As pessoas vêm criando esse tipo de conteúdo de várias formas diferentes, e para nós, se você está usando ferramentas de aprendizado de máquina para gerar seu conteúdo, para nós, é a mesma coisa que reunir palavras aleatoriamente, buscando sinônimos, ou usando os truques de tradução que as pessoas estão acostumadas a usar.
É possível que a qualidade desses conteúdos sejam um pouco melhores do que os gerados por ferramentas mais antigas, mas para nós, ainda é conteúdo gerado automaticamente, ou seja, continua sendo contra as regras de nossas Diretrizes para Webmasters. Dessa forma, nós consideraremos como spam."
De uma maneira resumida, Mueller disse que não importa o intuito que o site, blog ou veículo tenha para empregar uma ferramenta especializada, como o GPT-3 ou o Transformer, para a composição de textos, mesmo que eles sejam coerentes e providos de sentido e contexto. Para o Google, eles serão tratados como artigos compostos por ferramentas já manjadas, como tradutores automáticos ou pescadores de publicações alheias, e todos serão tratados como spam.
Monetização do AdSense
Vale dizer que quando um site é identificado como propagador de spam, não só a monetização do AdSense é sumariamente cortada, como o ranking de SEO despenca vertiginosamente nos resultados de busca do Google, fazendo com que a visitação caia. De fato, ninguém na internet deseja que o Google classifique seu site como propagador de conteúdo de baixa qualidade, como serão tratados os textos gerados por IA.

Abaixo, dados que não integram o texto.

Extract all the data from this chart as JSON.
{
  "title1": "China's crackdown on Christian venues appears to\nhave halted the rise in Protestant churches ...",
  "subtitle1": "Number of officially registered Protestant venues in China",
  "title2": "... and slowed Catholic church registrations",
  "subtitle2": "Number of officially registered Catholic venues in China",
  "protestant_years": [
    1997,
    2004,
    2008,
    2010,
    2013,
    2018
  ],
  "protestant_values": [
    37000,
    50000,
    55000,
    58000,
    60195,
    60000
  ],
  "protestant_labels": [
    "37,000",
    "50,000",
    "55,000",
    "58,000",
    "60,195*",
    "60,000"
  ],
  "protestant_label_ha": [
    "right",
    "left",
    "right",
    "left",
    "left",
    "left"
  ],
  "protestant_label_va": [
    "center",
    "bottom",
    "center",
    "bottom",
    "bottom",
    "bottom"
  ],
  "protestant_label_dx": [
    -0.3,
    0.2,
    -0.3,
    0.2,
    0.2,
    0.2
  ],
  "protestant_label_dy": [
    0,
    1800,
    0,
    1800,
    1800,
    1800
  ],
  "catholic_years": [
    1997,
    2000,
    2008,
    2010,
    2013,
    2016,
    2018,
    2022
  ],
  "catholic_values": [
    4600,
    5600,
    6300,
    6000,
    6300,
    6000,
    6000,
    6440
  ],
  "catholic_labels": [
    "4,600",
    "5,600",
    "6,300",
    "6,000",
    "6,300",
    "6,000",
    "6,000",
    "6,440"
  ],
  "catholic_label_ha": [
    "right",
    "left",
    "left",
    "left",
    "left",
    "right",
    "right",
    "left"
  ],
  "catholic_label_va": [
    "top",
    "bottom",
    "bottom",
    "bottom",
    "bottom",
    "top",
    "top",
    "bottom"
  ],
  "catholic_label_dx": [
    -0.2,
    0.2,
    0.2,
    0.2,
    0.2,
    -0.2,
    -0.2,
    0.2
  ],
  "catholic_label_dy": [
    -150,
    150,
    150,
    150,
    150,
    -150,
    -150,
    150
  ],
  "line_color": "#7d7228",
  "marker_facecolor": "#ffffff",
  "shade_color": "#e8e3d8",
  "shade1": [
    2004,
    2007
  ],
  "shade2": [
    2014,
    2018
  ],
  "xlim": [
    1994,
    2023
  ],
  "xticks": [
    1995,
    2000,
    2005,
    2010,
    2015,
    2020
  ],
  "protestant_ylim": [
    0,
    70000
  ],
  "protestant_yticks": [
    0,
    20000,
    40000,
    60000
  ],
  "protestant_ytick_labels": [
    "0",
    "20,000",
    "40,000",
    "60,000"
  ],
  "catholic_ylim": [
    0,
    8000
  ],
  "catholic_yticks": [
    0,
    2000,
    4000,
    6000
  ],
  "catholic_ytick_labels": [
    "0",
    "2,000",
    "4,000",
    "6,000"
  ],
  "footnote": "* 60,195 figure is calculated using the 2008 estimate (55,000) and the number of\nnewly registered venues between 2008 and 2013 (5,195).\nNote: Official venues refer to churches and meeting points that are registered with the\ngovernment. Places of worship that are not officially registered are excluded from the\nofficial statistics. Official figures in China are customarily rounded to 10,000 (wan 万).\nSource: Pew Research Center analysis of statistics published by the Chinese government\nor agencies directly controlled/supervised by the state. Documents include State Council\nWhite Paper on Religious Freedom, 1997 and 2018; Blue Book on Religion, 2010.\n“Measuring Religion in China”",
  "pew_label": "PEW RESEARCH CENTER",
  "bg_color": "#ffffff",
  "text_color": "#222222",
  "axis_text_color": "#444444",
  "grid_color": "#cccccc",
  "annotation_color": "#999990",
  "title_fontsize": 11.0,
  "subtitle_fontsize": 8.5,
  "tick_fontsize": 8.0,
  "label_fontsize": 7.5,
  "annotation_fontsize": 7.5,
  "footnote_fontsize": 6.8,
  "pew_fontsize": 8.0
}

Agora, os caveats. Primeiro, a logística de implementar um "jornalista-robô" em uma redação, ao menos no momento, implica em deixá-lo sob cuidados de um, ou mais, redatores humanos, visto que mesmo os algoritmos mais avançados ainda dão vários tropeços. Voltando ao caso do texto do The Guardian escrito pelo GPT-3, o veículo admitiu que submeteu o software à composição de um texto de 6 mil palavras, e "selecionou as sentenças" melhor compostas, ou seja, o artigo passou por uma revisão pesada. Por humanos.
Em um cenário normal, um jornalista não recebe a tarefa de redigir 5.000 palavras para que o revisor selecione apenas 3.000, o editor corte mais 500 e publique. Ou ele é aprovado na íntegra, ou é rejeitado e o autor que o reescreva.
Isso posto, o Google não deveria agir outra vez como o órgão censor soft da internet (nota: ele faz isso o tempo todo), ameaçando de desmonetização e queda nos rankings os sites, blogs e veículos que ousarem publicar um texto gerado pelo GPT-3 e similares.
Em um cenário ideal, o público deveria ser livre para escolher como consumir conteúdo, mas a verdade é que em tempos de Fake News e guerra de narrativas, intensificadas ainda mais pelo conflito entre a Rússia e Ucrânia, a gigante das buscas não quer arriscar.
Nesse sentido, o Google está fechando brechas que permitiriam a veículos mal-intencionados a fazerem dinheiro com o AdSense, gerando artigos automáticos que seriam difíceis de serem identificados como escritos por IAs, principalmente se lembrarmos que mentir em texto é mais eficiente do que criar um deepfake.
Estes, assim como os veículos que sonhavam em economizar uma grana colocando IAs no lugar de jornalistas, terão que rever seus planos, se quiserem continuar jogando pelas regras do Google, o patrão da internet, e receber seus centavos do AdSense.